140mm aerated blocks -wider blocks for solid wall construction without a cavity, or where additional thermal mass is needed. Less common in cavity wall extensions.
Where you'll need this
Aerated blocks appear in the structure phase of any masonry extension project:
- Walls and blockwork -inner leaf of cavity walls above DPC, throughout the full height of the wall. Approximately 400-600 blocks for a typical 4m x 6m single-storey extension inner leaf.
Common mistakes
Using standard aerated blocks below DPC. The block looks identical to a trench block. The specification is completely different. If your drawings show aerated blocks for the inner leaf, confirm with your bricklayer that the below-DPC courses are dense blocks or foundation-grade aerated, not standard wall blocks. Building control inspectors know to look for this.

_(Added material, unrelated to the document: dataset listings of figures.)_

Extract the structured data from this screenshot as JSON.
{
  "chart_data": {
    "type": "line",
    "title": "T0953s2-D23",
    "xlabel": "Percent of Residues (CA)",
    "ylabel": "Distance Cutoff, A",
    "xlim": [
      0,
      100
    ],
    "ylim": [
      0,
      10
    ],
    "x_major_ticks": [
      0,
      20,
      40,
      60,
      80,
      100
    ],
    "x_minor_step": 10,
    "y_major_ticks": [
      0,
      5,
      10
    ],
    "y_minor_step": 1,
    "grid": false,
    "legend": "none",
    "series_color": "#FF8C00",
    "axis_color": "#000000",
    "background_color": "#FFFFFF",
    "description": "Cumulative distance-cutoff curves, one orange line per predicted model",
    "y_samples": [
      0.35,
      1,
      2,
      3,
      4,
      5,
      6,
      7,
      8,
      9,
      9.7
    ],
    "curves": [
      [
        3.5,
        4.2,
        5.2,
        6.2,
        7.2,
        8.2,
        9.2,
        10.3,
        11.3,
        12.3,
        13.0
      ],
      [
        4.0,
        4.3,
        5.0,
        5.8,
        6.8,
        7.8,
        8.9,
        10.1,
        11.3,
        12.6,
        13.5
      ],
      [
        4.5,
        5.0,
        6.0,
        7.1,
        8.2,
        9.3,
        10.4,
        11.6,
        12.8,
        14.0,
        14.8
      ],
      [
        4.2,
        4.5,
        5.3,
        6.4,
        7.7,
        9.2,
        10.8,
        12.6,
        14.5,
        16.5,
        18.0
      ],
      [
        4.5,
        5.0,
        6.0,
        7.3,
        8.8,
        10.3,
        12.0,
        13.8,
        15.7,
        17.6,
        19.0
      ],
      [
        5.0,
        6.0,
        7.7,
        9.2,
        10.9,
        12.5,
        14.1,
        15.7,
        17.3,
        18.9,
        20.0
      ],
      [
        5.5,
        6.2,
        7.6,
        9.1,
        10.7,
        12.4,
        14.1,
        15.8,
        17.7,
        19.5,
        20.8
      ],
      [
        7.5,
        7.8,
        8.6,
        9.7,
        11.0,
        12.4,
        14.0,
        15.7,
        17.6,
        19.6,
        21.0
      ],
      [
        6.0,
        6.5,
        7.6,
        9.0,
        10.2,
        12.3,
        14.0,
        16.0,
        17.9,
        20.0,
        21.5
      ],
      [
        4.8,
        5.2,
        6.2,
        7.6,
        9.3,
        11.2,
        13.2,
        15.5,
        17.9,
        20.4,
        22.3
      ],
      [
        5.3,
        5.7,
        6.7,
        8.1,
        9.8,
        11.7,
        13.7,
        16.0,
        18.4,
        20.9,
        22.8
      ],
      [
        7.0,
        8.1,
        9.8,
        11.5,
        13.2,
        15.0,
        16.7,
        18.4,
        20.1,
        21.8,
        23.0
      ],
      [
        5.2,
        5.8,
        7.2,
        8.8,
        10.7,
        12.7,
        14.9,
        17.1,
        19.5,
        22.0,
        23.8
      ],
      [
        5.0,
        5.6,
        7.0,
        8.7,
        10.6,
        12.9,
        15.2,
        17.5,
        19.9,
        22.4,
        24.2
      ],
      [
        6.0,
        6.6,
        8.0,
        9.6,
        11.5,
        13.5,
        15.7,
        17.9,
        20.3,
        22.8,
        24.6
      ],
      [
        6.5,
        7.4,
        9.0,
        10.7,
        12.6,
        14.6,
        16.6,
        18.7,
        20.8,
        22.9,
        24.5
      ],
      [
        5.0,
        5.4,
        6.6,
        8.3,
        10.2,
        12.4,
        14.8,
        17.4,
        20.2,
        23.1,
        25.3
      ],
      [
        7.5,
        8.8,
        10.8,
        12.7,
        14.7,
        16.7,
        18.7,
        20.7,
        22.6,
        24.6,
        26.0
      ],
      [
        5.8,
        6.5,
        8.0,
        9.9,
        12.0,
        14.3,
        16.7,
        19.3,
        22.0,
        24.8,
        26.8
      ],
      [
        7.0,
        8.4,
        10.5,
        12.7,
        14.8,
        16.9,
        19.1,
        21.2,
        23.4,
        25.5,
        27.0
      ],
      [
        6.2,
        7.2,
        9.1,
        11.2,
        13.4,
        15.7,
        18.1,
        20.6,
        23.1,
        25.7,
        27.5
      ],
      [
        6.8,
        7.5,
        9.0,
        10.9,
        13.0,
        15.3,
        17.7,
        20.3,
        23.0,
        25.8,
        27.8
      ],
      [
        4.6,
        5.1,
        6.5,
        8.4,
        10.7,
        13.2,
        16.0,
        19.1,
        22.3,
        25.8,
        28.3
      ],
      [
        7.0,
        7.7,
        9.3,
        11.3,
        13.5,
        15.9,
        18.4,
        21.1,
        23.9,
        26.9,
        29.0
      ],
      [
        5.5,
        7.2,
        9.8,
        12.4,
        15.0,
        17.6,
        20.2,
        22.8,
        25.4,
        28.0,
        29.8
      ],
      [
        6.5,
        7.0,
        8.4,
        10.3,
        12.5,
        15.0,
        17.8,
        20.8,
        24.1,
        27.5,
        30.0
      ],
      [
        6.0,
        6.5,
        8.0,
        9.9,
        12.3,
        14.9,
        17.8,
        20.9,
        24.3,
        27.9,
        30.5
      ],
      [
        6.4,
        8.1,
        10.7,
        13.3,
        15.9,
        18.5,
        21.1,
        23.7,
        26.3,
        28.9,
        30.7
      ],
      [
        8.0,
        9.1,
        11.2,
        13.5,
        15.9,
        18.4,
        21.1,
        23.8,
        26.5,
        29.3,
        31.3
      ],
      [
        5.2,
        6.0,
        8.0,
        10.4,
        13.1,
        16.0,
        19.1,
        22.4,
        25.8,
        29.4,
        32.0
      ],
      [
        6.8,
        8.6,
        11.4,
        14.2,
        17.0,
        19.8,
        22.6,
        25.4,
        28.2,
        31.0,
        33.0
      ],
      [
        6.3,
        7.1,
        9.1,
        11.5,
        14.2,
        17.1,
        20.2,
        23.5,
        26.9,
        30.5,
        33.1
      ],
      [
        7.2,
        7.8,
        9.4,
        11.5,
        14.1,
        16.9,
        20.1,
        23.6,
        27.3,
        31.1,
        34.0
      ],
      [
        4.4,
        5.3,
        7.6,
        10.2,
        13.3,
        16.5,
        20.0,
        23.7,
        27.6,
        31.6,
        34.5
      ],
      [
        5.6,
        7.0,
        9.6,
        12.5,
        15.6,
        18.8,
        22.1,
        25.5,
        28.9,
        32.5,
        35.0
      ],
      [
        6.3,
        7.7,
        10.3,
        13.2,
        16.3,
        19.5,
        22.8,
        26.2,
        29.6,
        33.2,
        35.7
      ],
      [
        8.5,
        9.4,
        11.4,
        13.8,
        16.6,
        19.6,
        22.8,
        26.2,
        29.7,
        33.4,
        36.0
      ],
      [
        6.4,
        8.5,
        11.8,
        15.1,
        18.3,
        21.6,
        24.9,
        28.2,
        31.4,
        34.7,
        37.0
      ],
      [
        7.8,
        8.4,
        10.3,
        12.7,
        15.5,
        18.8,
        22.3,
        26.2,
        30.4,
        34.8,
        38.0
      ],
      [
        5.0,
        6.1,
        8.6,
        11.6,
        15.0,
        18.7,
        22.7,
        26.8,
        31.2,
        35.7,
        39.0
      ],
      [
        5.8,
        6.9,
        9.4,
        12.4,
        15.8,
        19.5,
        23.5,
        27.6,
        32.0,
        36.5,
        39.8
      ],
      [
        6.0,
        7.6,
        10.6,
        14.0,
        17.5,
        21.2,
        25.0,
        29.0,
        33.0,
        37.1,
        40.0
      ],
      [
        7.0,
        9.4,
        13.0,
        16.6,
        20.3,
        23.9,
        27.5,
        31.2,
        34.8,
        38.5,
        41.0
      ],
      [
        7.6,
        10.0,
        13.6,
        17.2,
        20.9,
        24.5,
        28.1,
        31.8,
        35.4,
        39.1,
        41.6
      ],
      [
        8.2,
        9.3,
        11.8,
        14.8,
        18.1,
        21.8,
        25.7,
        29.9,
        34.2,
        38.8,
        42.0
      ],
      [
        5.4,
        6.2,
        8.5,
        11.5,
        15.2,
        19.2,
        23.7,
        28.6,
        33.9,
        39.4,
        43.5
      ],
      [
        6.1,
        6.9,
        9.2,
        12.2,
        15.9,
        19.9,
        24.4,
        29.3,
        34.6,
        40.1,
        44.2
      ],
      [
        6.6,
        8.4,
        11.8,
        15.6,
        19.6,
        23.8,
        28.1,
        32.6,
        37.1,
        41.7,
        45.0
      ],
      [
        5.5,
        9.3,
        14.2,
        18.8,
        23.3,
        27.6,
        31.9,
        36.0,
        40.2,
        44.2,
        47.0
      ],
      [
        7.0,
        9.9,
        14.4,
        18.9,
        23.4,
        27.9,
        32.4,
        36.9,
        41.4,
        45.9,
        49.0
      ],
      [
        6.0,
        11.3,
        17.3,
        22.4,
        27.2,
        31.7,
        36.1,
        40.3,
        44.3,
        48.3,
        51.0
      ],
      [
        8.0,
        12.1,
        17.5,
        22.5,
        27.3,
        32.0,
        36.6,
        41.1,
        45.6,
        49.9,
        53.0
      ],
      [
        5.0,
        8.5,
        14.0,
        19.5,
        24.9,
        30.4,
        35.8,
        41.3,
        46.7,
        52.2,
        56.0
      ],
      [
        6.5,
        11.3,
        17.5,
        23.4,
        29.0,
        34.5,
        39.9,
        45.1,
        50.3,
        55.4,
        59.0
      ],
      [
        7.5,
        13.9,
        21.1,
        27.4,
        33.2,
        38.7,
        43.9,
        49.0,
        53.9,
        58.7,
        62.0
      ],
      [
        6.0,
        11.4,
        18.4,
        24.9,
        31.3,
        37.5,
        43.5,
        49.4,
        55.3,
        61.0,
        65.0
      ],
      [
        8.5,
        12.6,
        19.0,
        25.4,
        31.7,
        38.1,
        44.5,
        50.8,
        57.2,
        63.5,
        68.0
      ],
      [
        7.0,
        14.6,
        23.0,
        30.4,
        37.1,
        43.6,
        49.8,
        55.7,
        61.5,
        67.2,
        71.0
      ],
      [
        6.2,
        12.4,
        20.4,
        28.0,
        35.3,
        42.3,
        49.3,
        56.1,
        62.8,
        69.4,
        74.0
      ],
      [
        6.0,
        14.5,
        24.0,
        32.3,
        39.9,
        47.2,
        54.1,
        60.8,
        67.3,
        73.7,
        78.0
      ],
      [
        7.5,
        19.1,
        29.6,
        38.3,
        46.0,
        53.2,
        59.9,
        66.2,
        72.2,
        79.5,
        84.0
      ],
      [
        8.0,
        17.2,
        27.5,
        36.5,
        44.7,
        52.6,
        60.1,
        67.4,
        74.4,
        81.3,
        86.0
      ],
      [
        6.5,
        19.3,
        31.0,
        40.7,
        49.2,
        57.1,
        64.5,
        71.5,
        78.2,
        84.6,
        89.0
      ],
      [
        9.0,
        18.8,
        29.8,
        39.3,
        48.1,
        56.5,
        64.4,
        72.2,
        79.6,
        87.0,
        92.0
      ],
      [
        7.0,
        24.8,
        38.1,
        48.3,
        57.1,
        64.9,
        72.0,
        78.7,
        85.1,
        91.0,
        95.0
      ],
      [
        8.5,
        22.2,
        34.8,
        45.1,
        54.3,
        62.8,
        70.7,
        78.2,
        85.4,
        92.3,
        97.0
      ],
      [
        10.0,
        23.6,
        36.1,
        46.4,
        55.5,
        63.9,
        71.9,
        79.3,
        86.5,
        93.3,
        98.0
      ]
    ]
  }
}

Too-strong mortar mix. The most common cause of cracking in aerated blockwork, and it's entirely preventable. Confirm 1:1:6 or 1:6 with plasticiser before any laying starts. It's a five-minute conversation that prevents a problem discovered six months after practical completion.
Skipping the wall plate check. Where roof timbers bear on the top of an inner leaf wall, the wall plate must sit on dense blocks or a concrete padstone, not directly on aerated blocks. Aerated blocks can crack under concentrated point loads. This is a common building control defect. See your structural engineer's drawings for the specification.
Wet blocks laid without drying. Blocks stored uncovered and rained on can absorb enough moisture to cause shrinkage cracking as they dry out after laying. Cover deliveries. If blocks are visibly wet, stack them to dry before use.
Using hammer drill action when fixing. This is a finishing-phase issue, not a construction issue, but it costs money. Hammer drill action destroys the fixing point. Every time.